I’m actually having a bit of brekky in Café Java in Black-rock with the goys when he rings, their way basically of saying well done to the Coach of the Century for steering a team of losers to the Leinster Schools Cu
p final.
I actually didn’t think Jessica would spill the beans, but the news that he actually knows hits me like a focking Johnny Hayes tackle. JP goes, ‘What’s wrong, Ross? You look like someone’s just splashed your Dubes at the trough,’ and I’m there, ‘He knows. Pikey knows,’ and Fionn and Christian are going, ‘Knows what?’
Only JP and Oisinn know that I boned Jessica, but it doesn’t take long for the other two to catch up on the story so far. Fionn goes, You never learn, do you?’ full of sympathy as usual.
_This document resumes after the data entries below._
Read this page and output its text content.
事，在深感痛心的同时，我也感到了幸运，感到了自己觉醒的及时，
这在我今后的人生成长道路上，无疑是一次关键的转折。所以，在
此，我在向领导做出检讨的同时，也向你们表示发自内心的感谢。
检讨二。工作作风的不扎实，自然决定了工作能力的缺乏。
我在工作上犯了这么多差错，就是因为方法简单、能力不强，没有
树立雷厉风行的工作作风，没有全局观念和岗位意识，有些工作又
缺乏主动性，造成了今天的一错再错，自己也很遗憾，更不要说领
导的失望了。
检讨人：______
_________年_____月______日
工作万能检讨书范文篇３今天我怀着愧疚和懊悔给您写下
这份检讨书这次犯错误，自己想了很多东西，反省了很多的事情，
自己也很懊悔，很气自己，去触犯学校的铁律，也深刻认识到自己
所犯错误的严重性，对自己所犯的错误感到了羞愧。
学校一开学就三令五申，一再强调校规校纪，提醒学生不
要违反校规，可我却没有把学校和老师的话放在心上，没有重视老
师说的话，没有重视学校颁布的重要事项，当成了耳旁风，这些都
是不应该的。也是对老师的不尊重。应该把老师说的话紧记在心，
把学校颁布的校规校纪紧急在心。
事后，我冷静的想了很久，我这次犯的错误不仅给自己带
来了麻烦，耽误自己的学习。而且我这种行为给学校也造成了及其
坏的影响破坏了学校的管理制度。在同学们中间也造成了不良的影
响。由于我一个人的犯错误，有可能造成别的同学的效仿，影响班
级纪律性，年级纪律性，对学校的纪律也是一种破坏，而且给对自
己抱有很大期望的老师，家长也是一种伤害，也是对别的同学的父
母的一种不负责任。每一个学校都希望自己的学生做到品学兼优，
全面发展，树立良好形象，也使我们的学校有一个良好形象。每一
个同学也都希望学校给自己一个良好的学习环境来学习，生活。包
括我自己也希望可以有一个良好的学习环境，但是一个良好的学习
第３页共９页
Oisinn goes, ‘I told you he was going to find out,’ and I’m there, ‘Well, I knew he would. Birds can’t hold their piss. I just thought we might have at least been able to keep it on the QT until after the match.’
Christian shakes his head and goes, ‘You were just hours away,’ and JP goes, ‘So what’s the SP, Major? He’s not going to play for you surely?’ and I’m there, ‘He said he wants to meet me. Twelve o’clock at Lansdowne Road Dorsh station,’ and straight away, roysh, Fionn – who’s loving this – goes, ‘You’re like Gary Cooper in High Noon. Waiting for the noonday train to get your orse kicked,’ and I give him the finger, roysh, but then he storts giving it, ‘Do not forsake me, oh my darlin’,’ and the rest of the goys – even Christian – break their holes laughing.
I’m there, ‘Will anyone come with me?’ and JP just, like, shakes his head and goes, ‘One-on-one. Sounds like a fair fight to me, dude,’ and I look at the goys and it’s pretty obvious they’re not going to offer me any back-up. I go, ‘You’re supposed to be my friends,’ and Fionn goes, ‘You slept with his girlfriend, Ross. You need to learn that sometimes there’s a price to pay for that kind of shit,’ and it’s obvious, roysh, that he’s, like, poisoned their minds against me over that diary business, the steamer.